L’industria delle scommesse dal punto di vista dell’inquinamento non ha nulla di diverso da tutte le altre industrie. Inquinare è un effetto collaterale intrinseco nel termine industria. L’inquinamento d’altronde è cominciato con la Rivoluzione Industriale, con la produzione di massa e con la nascita dell’economia moderna, è fisiologico che inquini.

Ma il tema è sentito sempre più e, sebbene a ritmi fin troppo lenti e probabilmente anche con un ritardo dai danni irrevocabili, la legislazione è intervenuta per regolare il livello di inquinamento permesso e limitare i danni. Poi però ogni paese ha le sue di leggi, e nulla vieta alla Cina di inquinare più di qualunque altro paese al mondo o a Trump di abbandonare gli Accordi di Parigi.

L’industria delle scommesse e del gioco d’azzardo non inquina particolarmente, o almeno non più di altre, ma ciò non toglie che sia necessario fare di tutto per limitare l’impatto ambientale. La stessa cosa vale per gli eventi sportivi e tutta l’industria dell’intrattenimento. Per fortuna l’attenzione sul tema da parte della generica opinione pubblica è sempre maggiore e chissà che i vari bookmaker non decidano che una campagna contro l’inquinamento sia la mossa adatta per farsi pubblicità.

Ad esempio, potrebbero organizzare una competizione sportiva e decidere di devolvere parte degli incassi dovuti alle vincite per una causa ambientale particolare. Per esempio con una regata si potrebbe contribuire alla pulizia dei mari, come quest’anno farà la National Schools Regatta, che si appresta ad essere il primo evento sportivo del tutto privo di bottiglie di plastica. Oppure una maratona potrebbe garantire il denaro per ripulire le strade di una città e sensibilizzare sulla speculazione edilizia che cancella il verde dai centri abitati.

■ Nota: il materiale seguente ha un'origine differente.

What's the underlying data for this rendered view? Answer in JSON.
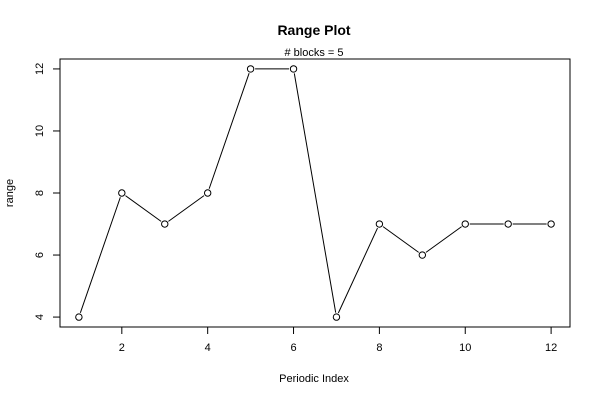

Ma per diminuire l’inquinamento bisogna anche capire dove e come si inquina. Per quanto riguarda il gioco d’azzardo in Italia la risposta più facile è anche quella più evidente. Camminando cinque minuti per Roma, soprattutto in periferia, la possibilità di vedere almeno un gratta e vinci gettato per terra è del 100%. Poi questi gratta e vinci sono sempre più grandi, più colorati e catarifrangenti per attirare meglio l’attenzione, cosa che non solo aumenta l’inquinamento alla produzione ma li rende anche meno facili da smaltire. A questi si aggiungono la carta delle schedine, del lotto, dei picchetti e di tutte le giocate.

Una soluzione sembra essere quella del gioco on-line, che in teoria produce meno pollution di quanto elencato sopra sebbene, va ripetuto, non sia del tutto green. Ma forse, così facile ed immediato e solitario dal proprio computer, rischia di aumentare la dipendenza al gioco.

Una cosa è certa: l’imminente decreto Dignità, che bandirà la pubblicità di giochi e scommesse, non contribuirà direttamente a diminuire l’inquinamento generato dall’industria del gioco d’azzardo, ma forse anche sì, se riuscirà ad abbassare il numero di ludopatici.